The report, "Employee Engagement In Times of Uncertainty," goes further, stating that job losses in financial services alone account for approximately 8 percent of overall unemployment. While this has obvious implications for those laid off, it arguably affects employees who have survived the layoffs even more. The onus is on firms to keep them firing on all cylinders in relation to their jobs. ORC Guideline's research finds many organizations aren't doing a good job in that aim thus for, as it found 21 percent of workers are engaged in their work, and 38 percent are "partially to fully disengaged" (specific percentages were not broken down for the financial services sector).
"The entire financial services industry was completely unprepared for this sudden change in the way it does business," explains Tricia Juhn, project director at ORC Guideline. "The segment had been expanding exponentially since the 1980s, and hasn't seen this kind of employee downturn in all that time."
The problem created by disengaged employees is that it affects how they perform their tasks.
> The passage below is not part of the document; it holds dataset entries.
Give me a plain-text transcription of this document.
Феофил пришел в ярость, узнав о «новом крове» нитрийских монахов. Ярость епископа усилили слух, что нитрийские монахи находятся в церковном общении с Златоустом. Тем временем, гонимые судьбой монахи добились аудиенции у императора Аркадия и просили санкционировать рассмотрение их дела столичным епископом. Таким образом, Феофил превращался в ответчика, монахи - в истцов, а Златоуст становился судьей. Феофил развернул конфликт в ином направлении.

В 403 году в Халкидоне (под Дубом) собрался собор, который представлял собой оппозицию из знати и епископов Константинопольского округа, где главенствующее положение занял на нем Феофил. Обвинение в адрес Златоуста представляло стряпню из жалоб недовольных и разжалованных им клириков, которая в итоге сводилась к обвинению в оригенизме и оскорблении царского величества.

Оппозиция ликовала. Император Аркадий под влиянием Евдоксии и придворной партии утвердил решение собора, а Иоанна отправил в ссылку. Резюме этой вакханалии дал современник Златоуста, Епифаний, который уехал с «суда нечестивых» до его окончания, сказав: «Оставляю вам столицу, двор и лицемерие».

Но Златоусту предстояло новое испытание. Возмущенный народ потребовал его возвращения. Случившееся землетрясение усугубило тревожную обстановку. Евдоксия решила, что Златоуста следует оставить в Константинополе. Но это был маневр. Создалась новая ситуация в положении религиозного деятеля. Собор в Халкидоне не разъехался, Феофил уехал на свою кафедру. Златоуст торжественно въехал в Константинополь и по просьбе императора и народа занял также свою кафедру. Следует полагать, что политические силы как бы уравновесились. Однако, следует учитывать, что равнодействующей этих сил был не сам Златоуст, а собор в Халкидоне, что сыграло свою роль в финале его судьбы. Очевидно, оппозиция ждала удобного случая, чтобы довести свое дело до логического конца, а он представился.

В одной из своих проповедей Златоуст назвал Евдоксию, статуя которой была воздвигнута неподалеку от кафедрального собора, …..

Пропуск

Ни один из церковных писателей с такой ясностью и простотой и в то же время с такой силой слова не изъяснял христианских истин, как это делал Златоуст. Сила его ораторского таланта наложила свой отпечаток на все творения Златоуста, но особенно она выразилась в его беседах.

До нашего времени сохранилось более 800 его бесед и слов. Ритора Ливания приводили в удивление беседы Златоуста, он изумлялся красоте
This goes from the customer-facing agents dealing with consumers to the fund managers and traders. "For fund managers, lack of employee engagement may not necessarily mean losing a customer, but rather $4 million in five minutes," says Aaron Horenstein, research analyst at ORC Guideline. "To have those employees disengaged or not fully engaged would have a tremendous impact on the industry."
The problem is that in the past, financial services firms kept workers happy by either promoting them or giving out lucrative bonuses. These bonuses, which have drawn much ire from the common populace as well as federal government, which is currently funding many large firms via TARP money, are not as abundant now. In the absence of these lucrative bonuses, Horenstein says the onus is on these firms to get back to basics and get creative with how they can get employees back fully on board without stuffing their pockets.
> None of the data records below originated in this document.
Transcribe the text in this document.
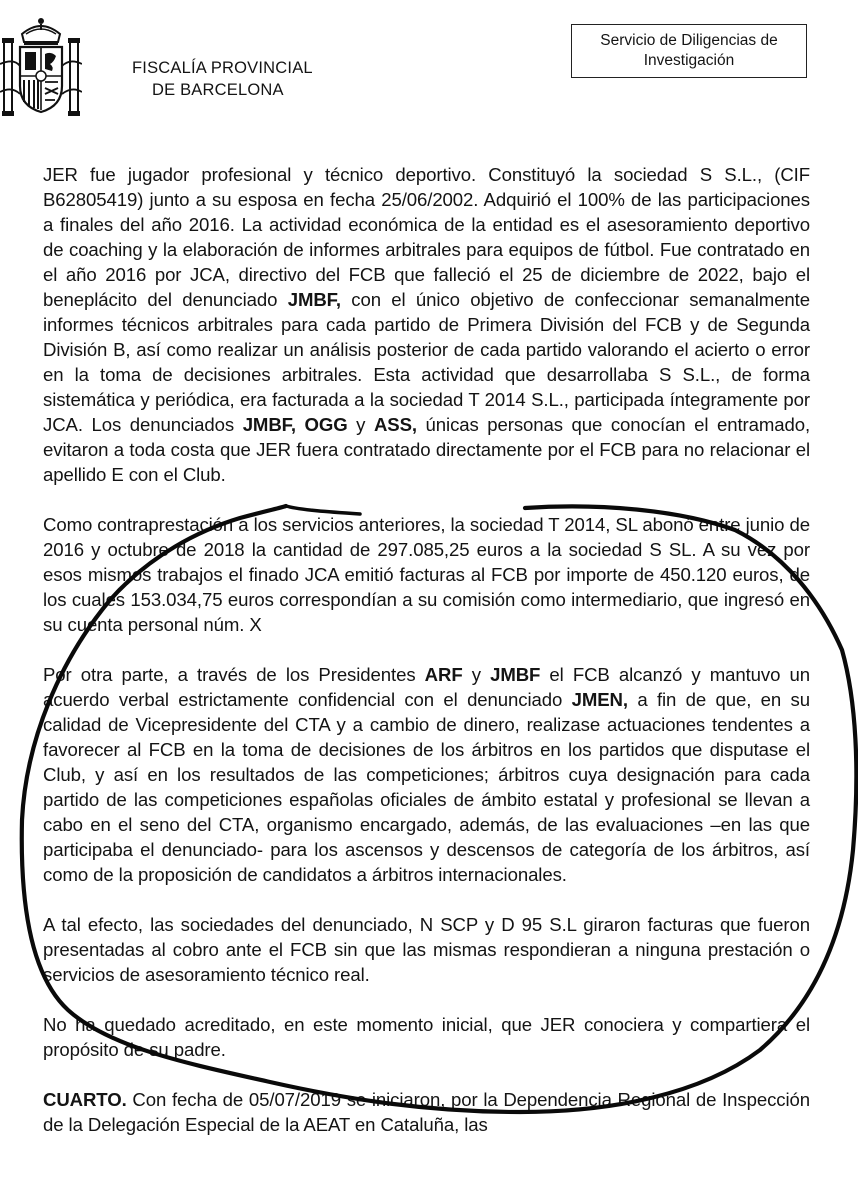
FISCALÍA PROVINCIAL
DE BARCELONA
Servicio de Diligencias de
Investigación

JER fue jugador profesional y técnico deportivo. Constituyó la sociedad S S.L., (CIF B62805419) junto a su esposa en fecha 25/06/2002. Adquirió el 100% de las participaciones a finales del año 2016. La actividad económica de la entidad es el asesoramiento deportivo de coaching y la elaboración de informes arbitrales para equipos de fútbol. Fue contratado en el año 2016 por JCA, directivo del FCB que falleció el 25 de diciembre de 2022, bajo el beneplácito del denunciado JMBF, con el único objetivo de confeccionar semanalmente informes técnicos arbitrales para cada partido de Primera División del FCB y de Segunda División B, así como realizar un análisis posterior de cada partido valorando el acierto o error en la toma de decisiones arbitrales. Esta actividad que desarrollaba S S.L., de forma sistemática y periódica, era facturada a la sociedad T 2014 S.L., participada íntegramente por JCA. Los denunciados JMBF, OGG y ASS, únicas personas que conocían el entramado, evitaron a toda costa que JER fuera contratado directamente por el FCB para no relacionar el apellido E con el Club.

Como contraprestación a los servicios anteriores, la sociedad T 2014, SL abonó entre junio de 2016 y octubre de 2018 la cantidad de 297.085,25 euros a la sociedad S SL. A su vez por esos mismos trabajos el finado JCA emitió facturas al FCB por importe de 450.120 euros, de los cuales 153.034,75 euros correspondían a su comisión como intermediario, que ingresó en su cuenta personal núm. X

Por otra parte, a través de los Presidentes ARF y JMBF el FCB alcanzó y mantuvo un acuerdo verbal estrictamente confidencial con el denunciado JMEN, a fin de que, en su calidad de Vicepresidente del CTA y a cambio de dinero, realizase actuaciones tendentes a favorecer al FCB en la toma de decisiones de los árbitros en los partidos que disputase el Club, y así en los resultados de las competiciones; árbitros cuya designación para cada partido de las competiciones españolas oficiales de ámbito estatal y profesional se llevan a cabo en el seno del CTA, organismo encargado, además, de las evaluaciones –en las que participaba el denunciado- para los ascensos y descensos de categoría de los árbitros, así como de la proposición de candidatos a árbitros internacionales.

A tal efecto, las sociedades del denunciado, N SCP y D 95 S.L giraron facturas que fueron presentadas al cobro ante el FCB sin que las mismas respondieran a ninguna prestación o servicios de asesoramiento técnico real.

No ha quedado acreditado, en este momento inicial, que JER conociera y compartiera el propósito de su padre.

CUARTO. Con fecha de 05/07/2019 se iniciaron, por la Dependencia Regional de Inspección de la Delegación Especial de la AEAT en Cataluña, las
The first step, according to Juhn and Horenstein, is determining what does drive engagement in financial services. They highlighted three key drivers:
- senior leadership that creates stability, transparency, direction, and focus;
- good relationships with immediate supervisors, as 84 percent of financial services employees reported a positive relationship with immediate supervisors; and
- a firm that demonstrates pro-employee decisions, via career advancement, improving skill sets, and acquiring new knowledge.
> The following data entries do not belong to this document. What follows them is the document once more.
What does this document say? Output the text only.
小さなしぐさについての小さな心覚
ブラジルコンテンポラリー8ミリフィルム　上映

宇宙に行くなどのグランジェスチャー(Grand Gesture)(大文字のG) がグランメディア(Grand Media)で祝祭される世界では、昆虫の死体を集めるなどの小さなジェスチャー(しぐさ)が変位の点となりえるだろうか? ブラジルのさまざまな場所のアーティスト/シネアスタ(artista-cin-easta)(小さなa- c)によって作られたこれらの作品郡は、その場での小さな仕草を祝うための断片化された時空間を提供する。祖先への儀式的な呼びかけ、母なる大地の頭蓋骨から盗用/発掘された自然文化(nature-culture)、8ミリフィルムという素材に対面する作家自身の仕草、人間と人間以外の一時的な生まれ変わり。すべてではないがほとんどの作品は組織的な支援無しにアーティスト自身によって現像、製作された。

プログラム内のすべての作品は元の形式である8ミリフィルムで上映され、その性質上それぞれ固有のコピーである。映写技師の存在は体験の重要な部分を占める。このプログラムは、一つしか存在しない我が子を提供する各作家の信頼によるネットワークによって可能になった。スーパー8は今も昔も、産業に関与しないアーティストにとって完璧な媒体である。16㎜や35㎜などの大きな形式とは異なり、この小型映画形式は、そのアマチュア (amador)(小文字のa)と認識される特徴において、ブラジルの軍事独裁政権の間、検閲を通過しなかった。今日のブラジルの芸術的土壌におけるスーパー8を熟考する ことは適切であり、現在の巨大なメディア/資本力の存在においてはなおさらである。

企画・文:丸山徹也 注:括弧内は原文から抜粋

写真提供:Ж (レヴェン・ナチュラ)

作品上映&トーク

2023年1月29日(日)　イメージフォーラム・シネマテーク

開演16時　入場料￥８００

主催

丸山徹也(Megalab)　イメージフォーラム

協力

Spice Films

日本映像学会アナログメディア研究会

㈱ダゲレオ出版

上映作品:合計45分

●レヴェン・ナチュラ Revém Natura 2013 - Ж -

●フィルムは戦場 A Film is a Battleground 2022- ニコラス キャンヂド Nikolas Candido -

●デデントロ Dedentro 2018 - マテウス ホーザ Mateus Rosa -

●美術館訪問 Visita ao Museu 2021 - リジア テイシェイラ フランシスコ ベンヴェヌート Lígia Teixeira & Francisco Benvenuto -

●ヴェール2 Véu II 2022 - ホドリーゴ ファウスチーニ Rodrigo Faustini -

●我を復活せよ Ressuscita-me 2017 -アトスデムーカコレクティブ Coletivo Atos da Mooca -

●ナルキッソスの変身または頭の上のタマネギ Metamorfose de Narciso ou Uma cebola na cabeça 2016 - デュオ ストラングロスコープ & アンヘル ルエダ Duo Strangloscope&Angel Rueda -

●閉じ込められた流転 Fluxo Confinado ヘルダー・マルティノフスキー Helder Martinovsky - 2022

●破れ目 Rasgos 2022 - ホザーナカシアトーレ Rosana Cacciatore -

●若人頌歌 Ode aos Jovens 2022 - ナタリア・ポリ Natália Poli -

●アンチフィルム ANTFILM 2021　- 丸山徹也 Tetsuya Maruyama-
According to Lisa Wojtkowiak, client relationship manager in the employee engagement practice for Opinion Research Corp., the foundation for all three of these drivers is communication. "This is going to be a huge issue, and we're going to see major competition going on between [financial services] organizations trying to get good people back," she says. "It's more than just employee engagement at that point, it's about managing the internal and external brand of the employer. It's a huge hurdle."
Wojtkowiak stresses that before a company can move forward on recruiting, it must make sure that the employees still with the organization are engaged. "These are the ones that have the intelligence, talent, experience, and have weathered the storm with them," she says.
In this aim, the report suggests companies looking to invest in employee engagement strategies look into employee satisfaction surveys and creative compensation programs. The report highlights an example of a latter, noting a professional services firm's offer to junior associates for a one-year leave at a "reduced but still substantial salary." This allowed the firm to keep good talent at a lower cost, and avoided an idle workforce. "Engagement strategies don't have to be expensive, but you must tap into the right resources to make it successful," Wojtkowiak says.